17) Préjudice esthétique permanent (PEP)
Décrire la nature et l’importance du préjudice esthétique subi de façon définitive après la consolidation des blessures et l’évaluer sur échelle de 1 à 7 degrés.
18) Préjudice sexuel (PS) et préjudice d’établissement (PE)
Indiquer s’il existe ou existera un préjudice sexuel, de procréation ou d’établissement.
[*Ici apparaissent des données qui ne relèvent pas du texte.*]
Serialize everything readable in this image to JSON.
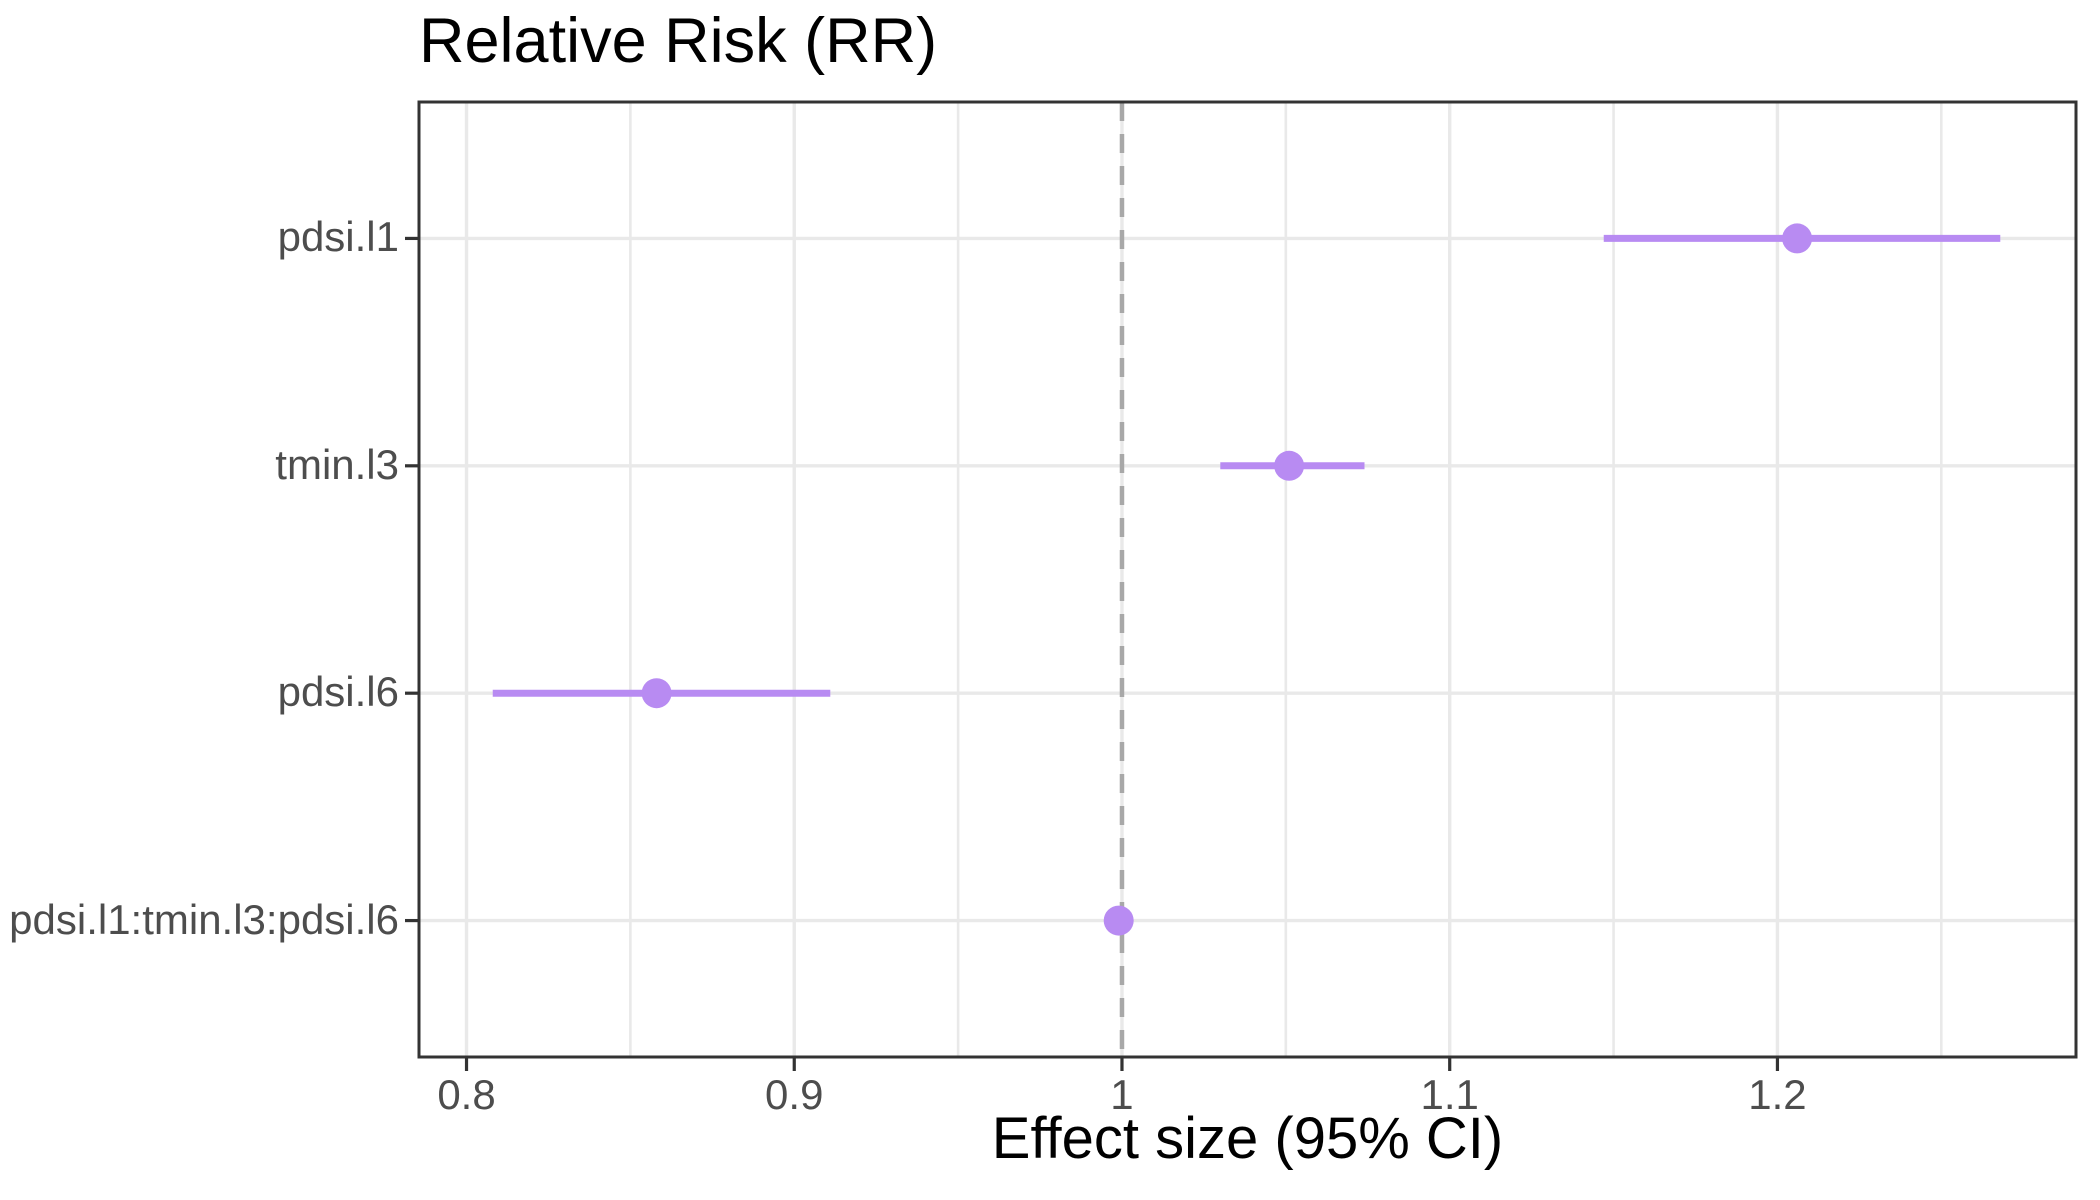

Etablir un état récapitulatif de l’évaluation de l’ensemble des postes énumérés dans la mission, préciser s’agissant du taux d’IPP, celui applicable en droit européen et dire si l’état de la victime est susceptible de modification en aggravation ou en amélioration.
DISONS que :
— l’expert devra faire connaître sans délai son acceptation au juge chargé du contrôle de l’expertise, et devra commencer ses opérations dès leur saisine,
— en cas d’empêchement ou de refus de l’expert, il sera procédé à son remplacement par ordonnance du juge chargé du contrôle de l’expertise,
— l’expert devra accomplir sa mission conformément aux articles 232 et suivants du Code de procédure civile, notamment en ce qui concerne le caractère contradictoire des opérations et précise à cet égard que l’expert ne devra en aucune façon s’entretenir seul ou de façon non contradictoire de la situation avec un autre expert mandaté par l’une des parties ou par une compagnie d’assurances,
— l’expert devra tenir le juge chargé du contrôle de l’expertise, informé du déroulement de ses opérations et des difficultés rencontrées lors de sa mission,
— l’expert est autorisé à s’adjoindre tout spécialiste de son choix, sous réserve d’en informer le juge chargé du contrôle de l’expertise et les parties étant précisé qu’il pourra dans ce cas solliciter une provision complémentaire destinée à couvrir les frais du recours au sapiteur,
— l’expert pourra, en cas de besoin, remettre un pré-rapport aux parties en considération de la complexité technique de la mission,
— l’expert devra déposer son rapport définitif et sa demande de rémunération au greffe du tribunal, dans le délai de rigueur de SIX MOIS à compter de sa saisine (sauf prorogation dûment autorisée), et communiquer ces deux documents aux parties,
DISONS que sauf bénéfice de l’aide juridictionnelle, les frais d’expertise seront avancés par Mme [A] [K] qui devra consigner la somme 1 000€ à valoir sur la rémunération de l’expert auprès du régisseur d’avances et de recettes du tribunal judiciaire de Montauban, dans les deux mois de la présente décision ou de sa signification étant précisé que :
— à défaut de consignation dans le délai imparti, la désignation de l’expert sera caduque de plein droit, sauf décision contraire en cas de motif légitime et il sera tiré toutes conséquences de l’abstention ou du refus de consigner,
— chaque partie est autorisée à procéder à la consignation de la somme mise à la charge de l’autre en cas de carence ou de refus,
DISONS que l’expert devra, autant que possible, dématérialiser les opérations d’expertise en utilisant OPALEXE,
CONSTATONS que les demandes de communication de pièces sont devenues sans objet,
CONDAMNONS Mme [A] [K] aux dépens,
RAPPELONS que la présente décision bénéficie de l’exécution provisoire de droit en application de l’article 514 du Code de procédure civile.